Limites, riscos e como isto pode aplicar‑se noutros locais

Nenhuma medida de controlo biológico é isenta de compromissos. As galinhas podem estragar canteiros delicados, afastar cobertura morta de plantas jovens e comer insectos benéficos juntamente com as pragas. Também são vulneráveis a raposas, cães e aves de rapina. O galinheiro deve fechar à noite, e as vedações precisam de estar adaptadas aos predadores locais.

As vespas asiáticas também se ajustam. Em zonas com muita presença de galinhas, podem deslocar a caça para mais alto, nas copas, ou para áreas junto de água. Assim, as galinhas tornam‑se parte de um conjunto de ferramentas, não uma solução milagrosa. Armadilhas selectivas, detecção de ninhos e alerta comunitário continuam a ser relevantes, sobretudo em áreas urbanas onde criar aves não é opção.

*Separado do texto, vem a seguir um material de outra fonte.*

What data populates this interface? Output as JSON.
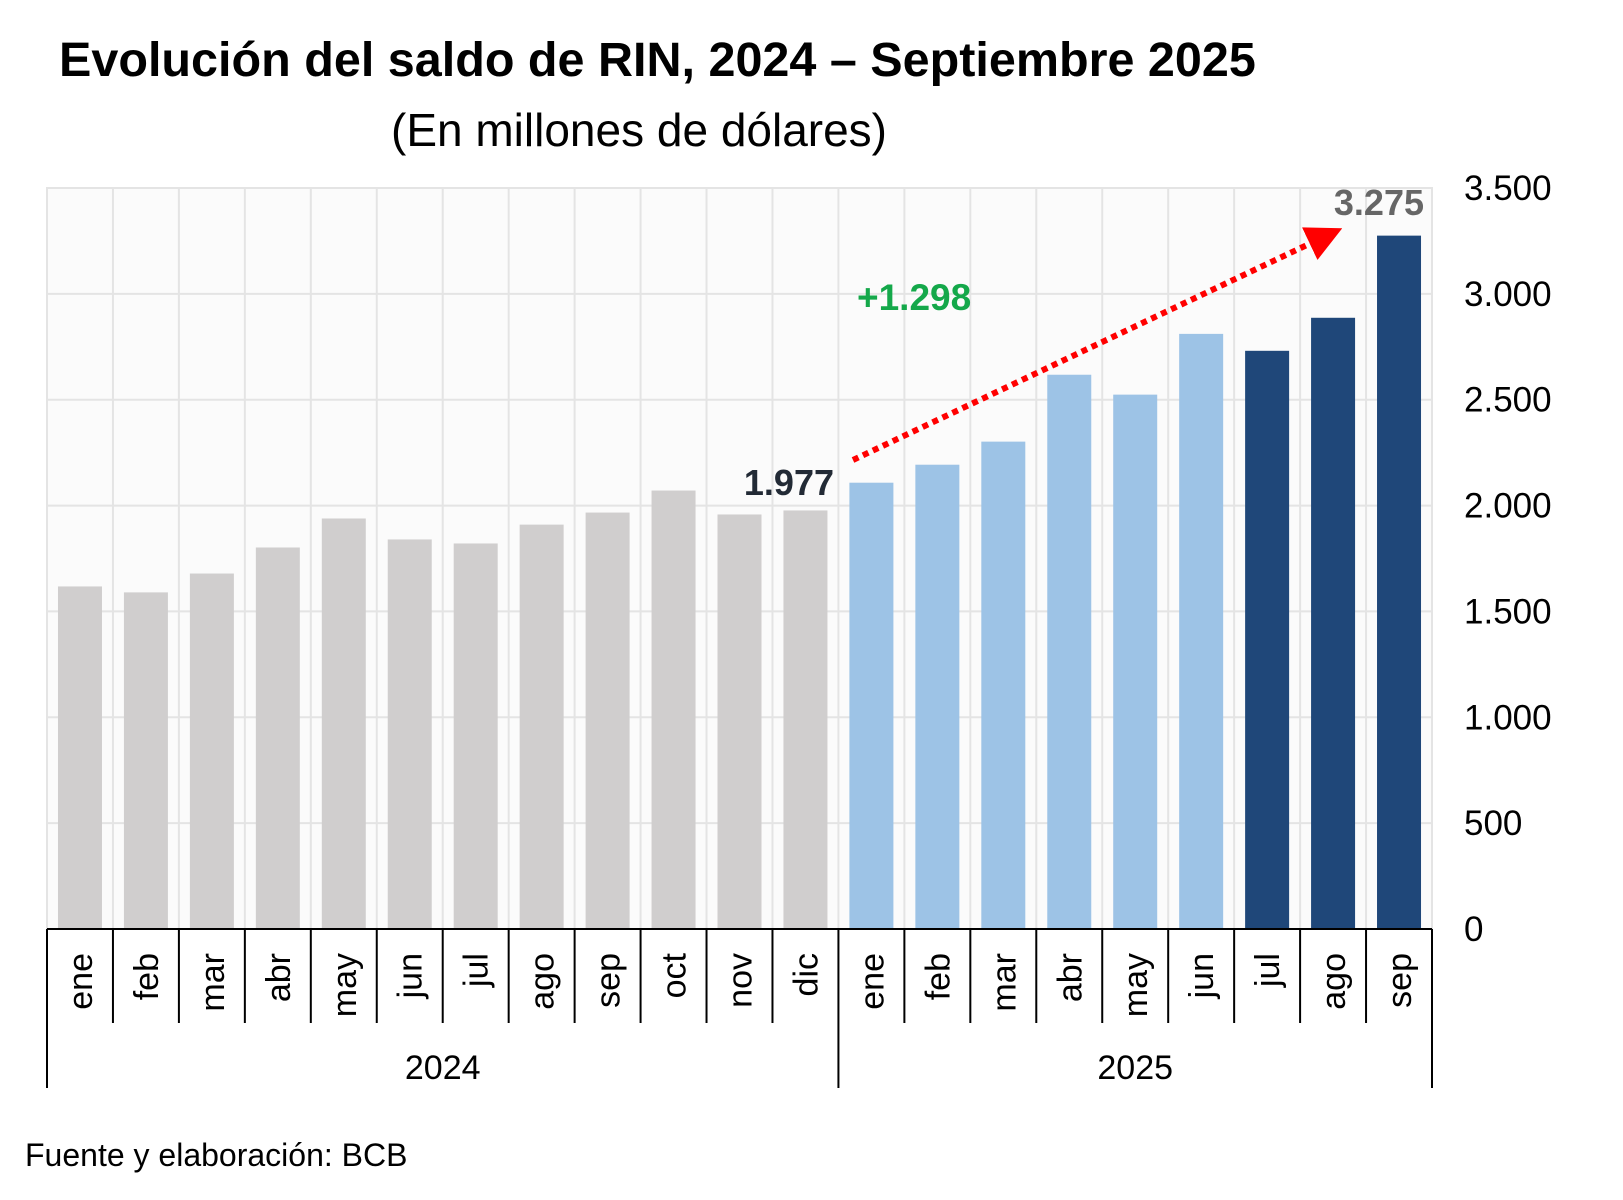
{
  "chart_data": {
    "type": "bar",
    "title": "Evolución del saldo de RIN, 2024 – Septiembre 2025",
    "subtitle": "(En millones de dólares)",
    "xlabel": "",
    "ylabel": "",
    "ylim": [
      0,
      3500
    ],
    "y_ticks": [
      0,
      500,
      1000,
      1500,
      2000,
      2500,
      3000,
      3500
    ],
    "y_tick_labels": [
      "0",
      "500",
      "1.000",
      "1.500",
      "2.000",
      "2.500",
      "3.000",
      "3.500"
    ],
    "y_axis_side": "right",
    "grid": true,
    "groups": [
      {
        "year": "2024",
        "categories": [
          "ene",
          "feb",
          "mar",
          "abr",
          "may",
          "jun",
          "jul",
          "ago",
          "sep",
          "oct",
          "nov",
          "dic"
        ],
        "values": [
          1618,
          1590,
          1679,
          1802,
          1939,
          1840,
          1821,
          1910,
          1967,
          2071,
          1958,
          1977
        ],
        "colors": [
          "#d0cece",
          "#d0cece",
          "#d0cece",
          "#d0cece",
          "#d0cece",
          "#d0cece",
          "#d0cece",
          "#d0cece",
          "#d0cece",
          "#d0cece",
          "#d0cece",
          "#d0cece"
        ]
      },
      {
        "year": "2025",
        "categories": [
          "ene",
          "feb",
          "mar",
          "abr",
          "may",
          "jun",
          "jul",
          "ago",
          "sep"
        ],
        "values": [
          2108,
          2193,
          2302,
          2618,
          2524,
          2811,
          2731,
          2887,
          3275
        ],
        "colors": [
          "#9dc3e6",
          "#9dc3e6",
          "#9dc3e6",
          "#9dc3e6",
          "#9dc3e6",
          "#9dc3e6",
          "#1f4779",
          "#1f4779",
          "#1f4779"
        ]
      }
    ],
    "annotations": {
      "start_label": {
        "text": "1.977",
        "value": 1977,
        "color": "#222a35"
      },
      "end_label": {
        "text": "3.275",
        "value": 3275,
        "color": "#666666"
      },
      "change_label": {
        "text": "+1.298",
        "color": "#14a84a"
      },
      "arrow": {
        "style": "dotted",
        "color": "#ff0000",
        "from": "dic 2024",
        "to": "sep 2025"
      }
    }
  },
  "footer": {
    "source": "Fuente y elaboración: BCB"
  },
  "colors": {
    "plot_background": "#fbfbfb",
    "grid": "#e4e4e4",
    "axis": "#000000"
  }
}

O caso da Janzé levanta uma questão mais ampla para outras regiões afectadas por insectos invasores, desde as cigarrinhas‑lanterna nos EUA até percevejos em zonas do sul da Europa. Raças locais ou patrimoniais de galinhas e patos preservam, muitas vezes, instintos de forrageamento que híbridos industriais perderam. Produtores podem testar que aves mostram apetência por espécies problemáticas e integrá‑las, de forma deliberada, em planos de gestão de pragas.

Para apicultores interessados nesta abordagem, o melhor é começar com um piloto pequeno: introduzir algumas galinhas ágeis, observar o comportamento perto das colmeias a uma distância segura e ajustar vedações e alimentação. Essa observação simples no terreno, repetida em muitos jardins, pode ajudar a moldar a próxima geração de defesas vivas e de baixa tecnologia contra a expansão da vespa.